37. Helps With Alcohol Dependency
Exercise used together with other traditional therapy techniques for alcohol dependency is also a fairly new area of research. There are far fewer studies looking at the effects of exercise on alcohol rehabilitation than smoking. But research is underway.
One review found six studies that measured drinking episodes, days of abstinence, and cravings. Of those six studies, four of them found improvements when compared against groups that did not use exercise. The remaining two failed to find any positive or negative results.
In a slightly longer study in 2014, sedentary patients were split into three groups for 12 weeks. One group did moderate exercise, another group aerobic exercise, and the third only received health advice. The results indicated that the patients in both exercise groups reported fewer drinking days and heavy drinking days when compared to a group that only received health advice. Researchers also noted that the patients who exercised in the group had more positive effects than that of just exercise alone.
38. Jumpstarts Learning
There are some other related exercise benefits that are most likely responsible for improved learning. The sharper memory, an increase in attention, and exercises ability to spur the growth of new brains cells would be the big ones. They can all play a vital role in helping one learn and retain new information.
There’s a more interesting benefit of exercise that’s just as important. Not only does exercise help prime the brain to learn new information, it actually increases the rate at which you learn. One study looked at this quality, specifically. They took three groups and subjected them to different levels of exercise. One high impact, one low impact, and one group with no exercise.
Not only did the group with the high impact exercise learn 20% faster, they found a strong correlation with learning speed and brain-derived neurotrophic factor (BDNF). They also noticed that levels of dopamine were tied to better intermediate memory recall, and epinephrine was tied to long term memory retention.

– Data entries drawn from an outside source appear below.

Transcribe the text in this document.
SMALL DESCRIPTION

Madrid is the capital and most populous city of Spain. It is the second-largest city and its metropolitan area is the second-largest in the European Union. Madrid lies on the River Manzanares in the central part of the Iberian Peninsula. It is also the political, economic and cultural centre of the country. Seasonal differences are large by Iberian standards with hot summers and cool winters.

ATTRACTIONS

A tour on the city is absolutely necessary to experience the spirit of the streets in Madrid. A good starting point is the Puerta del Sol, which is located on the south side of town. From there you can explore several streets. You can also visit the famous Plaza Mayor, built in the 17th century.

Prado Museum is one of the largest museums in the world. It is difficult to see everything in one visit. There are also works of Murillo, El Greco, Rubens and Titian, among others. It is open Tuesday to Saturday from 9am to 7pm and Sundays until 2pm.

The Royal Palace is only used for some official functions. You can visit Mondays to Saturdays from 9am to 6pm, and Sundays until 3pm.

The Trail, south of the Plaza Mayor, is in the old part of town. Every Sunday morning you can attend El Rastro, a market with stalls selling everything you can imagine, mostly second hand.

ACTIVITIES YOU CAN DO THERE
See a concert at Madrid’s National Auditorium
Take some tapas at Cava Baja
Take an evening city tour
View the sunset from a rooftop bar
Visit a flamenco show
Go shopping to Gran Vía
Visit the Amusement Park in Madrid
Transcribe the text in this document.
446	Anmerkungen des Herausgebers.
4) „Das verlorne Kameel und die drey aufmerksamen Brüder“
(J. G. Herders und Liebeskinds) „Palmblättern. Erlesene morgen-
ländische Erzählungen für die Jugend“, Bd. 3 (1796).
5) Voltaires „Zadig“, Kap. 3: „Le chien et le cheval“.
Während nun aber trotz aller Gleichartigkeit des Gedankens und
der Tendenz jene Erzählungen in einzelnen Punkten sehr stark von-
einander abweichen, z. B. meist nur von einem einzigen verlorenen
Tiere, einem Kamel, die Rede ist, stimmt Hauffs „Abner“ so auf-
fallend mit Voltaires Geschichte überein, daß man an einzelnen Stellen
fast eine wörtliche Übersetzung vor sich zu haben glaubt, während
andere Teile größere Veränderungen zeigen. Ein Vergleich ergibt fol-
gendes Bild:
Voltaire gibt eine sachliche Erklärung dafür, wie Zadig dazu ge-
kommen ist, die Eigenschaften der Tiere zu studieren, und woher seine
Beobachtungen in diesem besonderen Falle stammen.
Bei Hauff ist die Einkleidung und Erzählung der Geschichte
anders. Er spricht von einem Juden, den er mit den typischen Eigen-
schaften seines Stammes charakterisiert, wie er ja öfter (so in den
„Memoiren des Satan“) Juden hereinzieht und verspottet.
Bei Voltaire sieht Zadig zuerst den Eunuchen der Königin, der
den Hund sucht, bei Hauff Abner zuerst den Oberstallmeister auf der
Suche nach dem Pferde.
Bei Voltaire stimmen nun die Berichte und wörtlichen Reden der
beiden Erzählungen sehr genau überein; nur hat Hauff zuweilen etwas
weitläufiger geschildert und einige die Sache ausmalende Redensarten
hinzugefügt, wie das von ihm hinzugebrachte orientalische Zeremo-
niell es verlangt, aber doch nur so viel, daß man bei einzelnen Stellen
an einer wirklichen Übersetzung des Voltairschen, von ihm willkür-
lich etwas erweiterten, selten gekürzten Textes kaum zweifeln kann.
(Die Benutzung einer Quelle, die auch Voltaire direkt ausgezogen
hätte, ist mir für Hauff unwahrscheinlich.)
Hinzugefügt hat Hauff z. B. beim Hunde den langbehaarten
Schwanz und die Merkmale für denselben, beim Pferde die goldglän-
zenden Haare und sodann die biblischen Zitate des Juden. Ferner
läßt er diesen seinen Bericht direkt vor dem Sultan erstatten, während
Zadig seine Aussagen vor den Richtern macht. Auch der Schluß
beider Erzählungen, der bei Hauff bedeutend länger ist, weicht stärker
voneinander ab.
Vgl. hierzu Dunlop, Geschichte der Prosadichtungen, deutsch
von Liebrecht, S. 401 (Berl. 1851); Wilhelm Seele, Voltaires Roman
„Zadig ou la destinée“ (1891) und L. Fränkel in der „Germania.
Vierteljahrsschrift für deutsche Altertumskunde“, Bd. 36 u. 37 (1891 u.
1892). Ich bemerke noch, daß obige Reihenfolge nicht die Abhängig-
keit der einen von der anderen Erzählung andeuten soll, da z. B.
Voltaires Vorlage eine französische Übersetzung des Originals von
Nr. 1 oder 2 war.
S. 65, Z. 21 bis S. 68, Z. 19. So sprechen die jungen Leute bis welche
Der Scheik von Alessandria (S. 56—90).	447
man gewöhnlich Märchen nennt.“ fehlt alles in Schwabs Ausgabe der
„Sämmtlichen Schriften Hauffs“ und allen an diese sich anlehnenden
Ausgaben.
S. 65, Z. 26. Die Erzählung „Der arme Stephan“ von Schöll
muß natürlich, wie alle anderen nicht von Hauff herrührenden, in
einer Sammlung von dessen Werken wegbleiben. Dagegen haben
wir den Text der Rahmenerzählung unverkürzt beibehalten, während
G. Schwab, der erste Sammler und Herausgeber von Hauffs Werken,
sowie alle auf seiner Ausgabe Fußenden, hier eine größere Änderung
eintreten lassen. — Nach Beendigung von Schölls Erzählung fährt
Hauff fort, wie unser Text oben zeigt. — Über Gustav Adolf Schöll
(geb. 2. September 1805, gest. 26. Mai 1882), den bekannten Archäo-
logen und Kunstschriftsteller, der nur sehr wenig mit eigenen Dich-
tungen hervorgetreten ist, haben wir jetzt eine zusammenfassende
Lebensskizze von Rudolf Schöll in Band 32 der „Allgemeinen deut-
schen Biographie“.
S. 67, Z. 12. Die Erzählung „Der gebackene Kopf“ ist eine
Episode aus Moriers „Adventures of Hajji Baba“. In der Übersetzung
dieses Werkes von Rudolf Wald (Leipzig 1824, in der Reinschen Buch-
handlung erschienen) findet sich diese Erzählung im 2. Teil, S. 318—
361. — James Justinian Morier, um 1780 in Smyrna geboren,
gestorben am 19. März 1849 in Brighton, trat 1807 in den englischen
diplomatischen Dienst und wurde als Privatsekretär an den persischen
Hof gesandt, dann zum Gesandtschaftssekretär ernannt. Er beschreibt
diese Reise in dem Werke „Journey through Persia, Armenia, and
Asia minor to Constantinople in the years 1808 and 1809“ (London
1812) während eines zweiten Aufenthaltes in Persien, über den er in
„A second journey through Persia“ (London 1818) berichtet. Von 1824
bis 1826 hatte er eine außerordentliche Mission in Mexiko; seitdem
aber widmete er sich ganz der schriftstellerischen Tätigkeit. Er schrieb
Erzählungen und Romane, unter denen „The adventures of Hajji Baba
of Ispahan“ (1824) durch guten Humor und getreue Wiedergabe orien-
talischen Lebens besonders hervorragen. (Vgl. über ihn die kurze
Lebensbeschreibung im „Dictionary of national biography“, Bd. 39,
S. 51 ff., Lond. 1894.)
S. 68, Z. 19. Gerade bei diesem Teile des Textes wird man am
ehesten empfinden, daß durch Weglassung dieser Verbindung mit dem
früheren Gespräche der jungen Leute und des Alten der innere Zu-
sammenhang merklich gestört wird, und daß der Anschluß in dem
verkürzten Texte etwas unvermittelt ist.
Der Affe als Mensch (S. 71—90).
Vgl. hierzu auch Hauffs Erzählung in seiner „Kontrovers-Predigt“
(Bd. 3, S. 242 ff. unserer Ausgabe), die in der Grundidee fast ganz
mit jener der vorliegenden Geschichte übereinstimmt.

39. Improves Academic Performance
Learning is obviously important in academic settings. Especially when you are a young adult learning the skills that will set you up for success in your personal and professional life in adulthood. It also applies to those who go back to school for higher education.
A meta-analysis covering 59 studies looked at the effects of physical activity and physical fitness on academic achievement. Not only did they find a strong, positive effect on achievement and cognitive abilities, they noted that the strongest effects came from aerobic exercise.
While the effects of exercise and academic achievement are known to some, the trend in school policy has not been so quick to embrace the mounting evidence. So while the details of what types of exercise and how much are being verified, here’s what the data says so far.
BMI is routinely used as an indicator of general fitness, but that doesn’t translate into how fit a person really is. Another study published in the Journal of Pediatrics found that being physically fit was a better predictor of high test scores than BMI. So be careful not to equate BMI to fitness!